Hashimoto's thyroiditis affects about 5% of the population at some point in their life. It typically begins between the ages of 30 and 50 and is much more common in women than men. Rates of disease appear to be increasing. It was first described by the Japanese physician Hakaru Hashimoto in 1912. In 1957 it was recognized as an autoimmune disorder.
Thyroid hormone resistance (sometimes Refetoff syndrome) describes a rare syndrome in which the thyroid hormone levels are elevated but the thyroid stimulating hormone (TSH) level is not suppressed, or not completely suppressed as would be expected. The first report of the condition appeared in 1967. Essentially this is decreased end organ responsiveness to thyroid hormones.

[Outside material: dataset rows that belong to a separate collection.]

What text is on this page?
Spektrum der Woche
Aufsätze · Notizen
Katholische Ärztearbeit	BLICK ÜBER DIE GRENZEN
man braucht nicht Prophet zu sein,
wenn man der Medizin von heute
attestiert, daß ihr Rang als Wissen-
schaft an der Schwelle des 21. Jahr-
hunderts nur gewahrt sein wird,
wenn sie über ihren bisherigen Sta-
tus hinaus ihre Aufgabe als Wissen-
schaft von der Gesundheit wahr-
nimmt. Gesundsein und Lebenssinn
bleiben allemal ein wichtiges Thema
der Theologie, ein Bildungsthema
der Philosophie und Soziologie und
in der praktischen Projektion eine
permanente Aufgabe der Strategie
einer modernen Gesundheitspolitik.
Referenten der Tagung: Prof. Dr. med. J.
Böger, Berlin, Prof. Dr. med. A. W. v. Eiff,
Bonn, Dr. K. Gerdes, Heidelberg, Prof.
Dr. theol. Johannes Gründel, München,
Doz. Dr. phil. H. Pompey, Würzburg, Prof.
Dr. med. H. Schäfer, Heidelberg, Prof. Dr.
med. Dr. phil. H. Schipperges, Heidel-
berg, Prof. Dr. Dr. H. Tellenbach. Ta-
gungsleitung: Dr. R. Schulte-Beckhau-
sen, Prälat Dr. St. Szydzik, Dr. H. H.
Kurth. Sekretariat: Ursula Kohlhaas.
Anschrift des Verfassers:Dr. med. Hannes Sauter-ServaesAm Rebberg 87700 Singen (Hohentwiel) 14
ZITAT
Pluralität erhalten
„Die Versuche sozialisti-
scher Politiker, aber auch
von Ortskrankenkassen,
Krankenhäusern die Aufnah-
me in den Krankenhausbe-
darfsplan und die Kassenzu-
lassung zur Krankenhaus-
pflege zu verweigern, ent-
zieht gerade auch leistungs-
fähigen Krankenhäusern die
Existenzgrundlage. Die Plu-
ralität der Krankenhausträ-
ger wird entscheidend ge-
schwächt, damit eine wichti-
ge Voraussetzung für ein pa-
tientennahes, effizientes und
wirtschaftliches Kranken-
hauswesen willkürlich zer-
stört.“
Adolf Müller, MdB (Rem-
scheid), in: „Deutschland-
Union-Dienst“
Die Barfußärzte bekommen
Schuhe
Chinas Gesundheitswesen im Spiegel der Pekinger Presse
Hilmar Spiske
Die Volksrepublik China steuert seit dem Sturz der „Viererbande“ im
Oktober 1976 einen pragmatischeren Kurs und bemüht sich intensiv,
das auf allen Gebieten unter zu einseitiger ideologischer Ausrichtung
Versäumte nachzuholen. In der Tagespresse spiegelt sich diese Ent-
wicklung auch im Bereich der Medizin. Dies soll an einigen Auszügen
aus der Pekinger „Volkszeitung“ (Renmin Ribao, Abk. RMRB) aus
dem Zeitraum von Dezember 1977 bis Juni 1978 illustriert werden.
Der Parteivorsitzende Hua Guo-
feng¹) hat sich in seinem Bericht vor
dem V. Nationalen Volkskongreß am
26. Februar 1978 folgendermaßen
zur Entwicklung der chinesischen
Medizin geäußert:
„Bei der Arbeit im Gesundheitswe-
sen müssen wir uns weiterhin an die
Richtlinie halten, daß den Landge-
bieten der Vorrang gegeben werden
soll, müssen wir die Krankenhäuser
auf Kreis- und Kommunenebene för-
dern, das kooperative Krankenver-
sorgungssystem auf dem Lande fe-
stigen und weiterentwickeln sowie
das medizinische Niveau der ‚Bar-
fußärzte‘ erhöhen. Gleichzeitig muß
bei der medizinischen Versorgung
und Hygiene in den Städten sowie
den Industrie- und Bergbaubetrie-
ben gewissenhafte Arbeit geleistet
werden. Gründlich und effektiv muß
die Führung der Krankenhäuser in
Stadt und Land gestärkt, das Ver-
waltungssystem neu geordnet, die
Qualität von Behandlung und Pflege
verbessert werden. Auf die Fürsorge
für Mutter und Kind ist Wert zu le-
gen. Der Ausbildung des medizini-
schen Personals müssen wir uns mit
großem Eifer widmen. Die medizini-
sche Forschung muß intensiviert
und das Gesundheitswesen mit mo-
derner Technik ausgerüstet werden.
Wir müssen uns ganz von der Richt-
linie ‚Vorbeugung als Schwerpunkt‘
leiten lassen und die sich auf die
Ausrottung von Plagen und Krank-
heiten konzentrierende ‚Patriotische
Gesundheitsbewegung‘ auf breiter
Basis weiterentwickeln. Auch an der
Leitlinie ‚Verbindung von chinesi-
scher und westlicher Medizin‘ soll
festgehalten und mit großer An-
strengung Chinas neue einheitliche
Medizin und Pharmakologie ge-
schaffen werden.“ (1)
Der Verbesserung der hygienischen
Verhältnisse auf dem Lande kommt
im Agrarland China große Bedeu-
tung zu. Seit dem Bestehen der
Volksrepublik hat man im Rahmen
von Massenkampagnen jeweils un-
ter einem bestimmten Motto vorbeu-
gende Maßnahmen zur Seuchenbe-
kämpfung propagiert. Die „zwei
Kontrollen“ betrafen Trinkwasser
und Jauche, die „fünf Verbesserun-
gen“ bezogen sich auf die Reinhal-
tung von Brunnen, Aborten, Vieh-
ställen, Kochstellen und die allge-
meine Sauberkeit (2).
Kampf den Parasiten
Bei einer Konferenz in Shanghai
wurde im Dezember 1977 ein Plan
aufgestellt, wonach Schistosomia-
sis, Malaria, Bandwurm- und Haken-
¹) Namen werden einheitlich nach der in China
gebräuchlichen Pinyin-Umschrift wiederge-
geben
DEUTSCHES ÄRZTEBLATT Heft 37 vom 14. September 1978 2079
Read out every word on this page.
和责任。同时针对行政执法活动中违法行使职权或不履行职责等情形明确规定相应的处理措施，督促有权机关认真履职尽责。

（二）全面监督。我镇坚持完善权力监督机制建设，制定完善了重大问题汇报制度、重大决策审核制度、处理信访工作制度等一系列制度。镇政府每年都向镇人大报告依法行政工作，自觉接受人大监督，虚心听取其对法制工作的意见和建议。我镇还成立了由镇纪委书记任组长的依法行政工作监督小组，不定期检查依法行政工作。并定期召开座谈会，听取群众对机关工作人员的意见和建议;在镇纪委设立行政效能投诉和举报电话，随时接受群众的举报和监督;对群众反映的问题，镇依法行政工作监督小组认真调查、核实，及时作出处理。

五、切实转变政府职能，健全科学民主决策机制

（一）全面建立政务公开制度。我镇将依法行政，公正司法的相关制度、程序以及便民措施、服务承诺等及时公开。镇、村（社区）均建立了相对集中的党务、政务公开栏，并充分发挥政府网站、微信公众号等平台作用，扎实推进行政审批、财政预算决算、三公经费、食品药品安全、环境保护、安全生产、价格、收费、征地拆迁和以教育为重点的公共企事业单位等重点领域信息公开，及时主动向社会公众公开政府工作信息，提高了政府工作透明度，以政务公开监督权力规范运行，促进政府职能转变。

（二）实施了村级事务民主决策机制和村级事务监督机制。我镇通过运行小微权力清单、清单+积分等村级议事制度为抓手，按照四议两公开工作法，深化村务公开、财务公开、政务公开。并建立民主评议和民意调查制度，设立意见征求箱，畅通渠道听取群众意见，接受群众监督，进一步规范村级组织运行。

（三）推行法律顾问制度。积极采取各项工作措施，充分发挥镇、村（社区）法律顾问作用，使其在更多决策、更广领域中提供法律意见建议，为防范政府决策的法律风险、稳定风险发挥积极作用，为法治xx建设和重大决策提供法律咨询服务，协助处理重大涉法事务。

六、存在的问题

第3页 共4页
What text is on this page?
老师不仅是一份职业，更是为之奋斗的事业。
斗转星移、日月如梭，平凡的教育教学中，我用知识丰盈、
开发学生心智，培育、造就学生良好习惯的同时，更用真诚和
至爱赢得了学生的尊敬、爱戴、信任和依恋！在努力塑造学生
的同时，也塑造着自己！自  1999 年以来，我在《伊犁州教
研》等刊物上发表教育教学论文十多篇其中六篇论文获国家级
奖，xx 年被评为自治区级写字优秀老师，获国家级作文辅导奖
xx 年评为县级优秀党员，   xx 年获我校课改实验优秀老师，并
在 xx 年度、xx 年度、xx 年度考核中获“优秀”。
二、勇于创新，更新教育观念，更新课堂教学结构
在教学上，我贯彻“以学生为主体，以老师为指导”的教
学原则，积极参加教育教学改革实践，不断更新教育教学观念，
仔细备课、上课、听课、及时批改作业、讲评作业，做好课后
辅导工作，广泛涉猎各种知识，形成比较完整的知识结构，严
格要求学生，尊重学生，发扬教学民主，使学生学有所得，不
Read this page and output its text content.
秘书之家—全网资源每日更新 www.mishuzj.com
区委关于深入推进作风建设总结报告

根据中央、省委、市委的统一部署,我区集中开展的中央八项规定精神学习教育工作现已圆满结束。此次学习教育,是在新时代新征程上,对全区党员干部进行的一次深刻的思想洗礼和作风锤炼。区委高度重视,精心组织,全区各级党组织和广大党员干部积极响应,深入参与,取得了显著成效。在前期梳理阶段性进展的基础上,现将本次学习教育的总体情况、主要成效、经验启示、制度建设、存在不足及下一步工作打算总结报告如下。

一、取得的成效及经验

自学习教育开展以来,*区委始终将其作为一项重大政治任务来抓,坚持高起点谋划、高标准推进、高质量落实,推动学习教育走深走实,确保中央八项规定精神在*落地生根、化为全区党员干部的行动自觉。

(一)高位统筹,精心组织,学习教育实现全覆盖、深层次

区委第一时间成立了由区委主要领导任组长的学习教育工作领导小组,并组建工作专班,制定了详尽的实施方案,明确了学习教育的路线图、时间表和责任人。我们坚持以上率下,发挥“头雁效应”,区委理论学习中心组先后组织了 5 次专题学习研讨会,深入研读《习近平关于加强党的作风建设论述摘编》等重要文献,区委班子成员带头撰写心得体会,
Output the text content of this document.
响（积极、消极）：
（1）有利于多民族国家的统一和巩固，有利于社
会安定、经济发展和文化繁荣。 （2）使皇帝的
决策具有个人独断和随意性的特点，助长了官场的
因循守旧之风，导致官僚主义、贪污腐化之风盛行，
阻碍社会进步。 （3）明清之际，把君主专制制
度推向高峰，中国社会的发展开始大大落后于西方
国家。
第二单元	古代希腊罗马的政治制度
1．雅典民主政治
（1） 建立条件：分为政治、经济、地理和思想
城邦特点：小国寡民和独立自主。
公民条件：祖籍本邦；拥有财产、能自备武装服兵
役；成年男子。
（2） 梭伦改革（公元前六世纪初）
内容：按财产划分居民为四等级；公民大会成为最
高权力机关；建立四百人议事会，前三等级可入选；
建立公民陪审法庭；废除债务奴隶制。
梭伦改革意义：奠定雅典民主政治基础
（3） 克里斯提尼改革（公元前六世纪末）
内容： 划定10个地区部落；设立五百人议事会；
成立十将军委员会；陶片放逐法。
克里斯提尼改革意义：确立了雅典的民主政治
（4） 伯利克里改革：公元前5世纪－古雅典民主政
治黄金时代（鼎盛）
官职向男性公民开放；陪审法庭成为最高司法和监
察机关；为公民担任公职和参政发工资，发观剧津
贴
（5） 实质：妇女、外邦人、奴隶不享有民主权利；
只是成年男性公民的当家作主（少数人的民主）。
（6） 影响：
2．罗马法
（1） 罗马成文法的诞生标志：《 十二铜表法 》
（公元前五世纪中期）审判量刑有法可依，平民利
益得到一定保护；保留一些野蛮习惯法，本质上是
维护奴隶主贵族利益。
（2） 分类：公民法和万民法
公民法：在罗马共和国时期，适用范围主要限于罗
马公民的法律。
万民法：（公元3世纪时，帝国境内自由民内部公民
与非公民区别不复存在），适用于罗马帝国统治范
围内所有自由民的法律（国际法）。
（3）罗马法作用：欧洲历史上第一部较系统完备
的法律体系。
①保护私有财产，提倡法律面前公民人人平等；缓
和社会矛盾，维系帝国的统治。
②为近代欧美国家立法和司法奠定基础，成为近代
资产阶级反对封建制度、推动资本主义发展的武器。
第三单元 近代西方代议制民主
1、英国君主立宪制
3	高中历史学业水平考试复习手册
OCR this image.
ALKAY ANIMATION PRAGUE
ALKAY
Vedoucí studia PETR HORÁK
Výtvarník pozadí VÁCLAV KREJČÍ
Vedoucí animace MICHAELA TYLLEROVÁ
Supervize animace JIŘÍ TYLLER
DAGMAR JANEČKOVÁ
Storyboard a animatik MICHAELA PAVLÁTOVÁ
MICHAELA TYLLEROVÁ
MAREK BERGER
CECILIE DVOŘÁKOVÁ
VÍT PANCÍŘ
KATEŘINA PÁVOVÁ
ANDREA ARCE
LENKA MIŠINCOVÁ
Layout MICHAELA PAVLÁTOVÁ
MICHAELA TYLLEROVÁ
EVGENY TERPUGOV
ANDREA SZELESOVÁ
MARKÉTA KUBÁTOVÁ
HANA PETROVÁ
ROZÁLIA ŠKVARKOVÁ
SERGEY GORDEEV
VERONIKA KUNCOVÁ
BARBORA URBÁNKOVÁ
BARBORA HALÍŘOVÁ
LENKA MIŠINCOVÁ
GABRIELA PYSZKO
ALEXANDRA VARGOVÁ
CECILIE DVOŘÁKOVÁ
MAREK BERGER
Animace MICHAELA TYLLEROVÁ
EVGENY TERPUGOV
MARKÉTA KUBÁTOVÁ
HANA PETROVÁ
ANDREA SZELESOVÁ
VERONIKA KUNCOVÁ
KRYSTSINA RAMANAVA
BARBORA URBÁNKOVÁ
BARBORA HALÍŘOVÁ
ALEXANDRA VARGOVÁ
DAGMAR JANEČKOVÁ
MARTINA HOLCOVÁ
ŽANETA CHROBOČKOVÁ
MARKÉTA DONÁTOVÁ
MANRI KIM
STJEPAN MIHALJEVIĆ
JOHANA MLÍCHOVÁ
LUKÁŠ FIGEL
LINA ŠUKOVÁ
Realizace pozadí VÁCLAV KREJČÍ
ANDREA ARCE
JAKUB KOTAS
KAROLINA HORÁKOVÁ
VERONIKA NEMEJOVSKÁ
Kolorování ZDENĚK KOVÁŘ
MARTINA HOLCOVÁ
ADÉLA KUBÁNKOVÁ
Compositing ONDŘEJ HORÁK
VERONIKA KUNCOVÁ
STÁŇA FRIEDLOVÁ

A new term "impaired sensitivity to thyroid hormone" has been suggested in March 2014 by Refetoff et al.
The transition from hyperthyroidism to thyroid storm is typically triggered by a non-thyroidal insult including, but not limited to fever, sepsis, dehydration, myocardial infarction, and psychiatric diseases. Individuals are at higher risk of thyroid storm if their hyperthyroidism is incompletely treated or if their anti-thyroid drugs are discontinued. Many of these individuals have underlying primary causes of hyperthyroidism (Graves disease, toxic multi-nodular goiter, solitary toxic adenoma). However, thyroid storm can occur in individuals with unrecognized thyrotoxicosis experiencing non-thyroid surgery, labor, infection, or exposure to certain medications and radiocontrast dyes.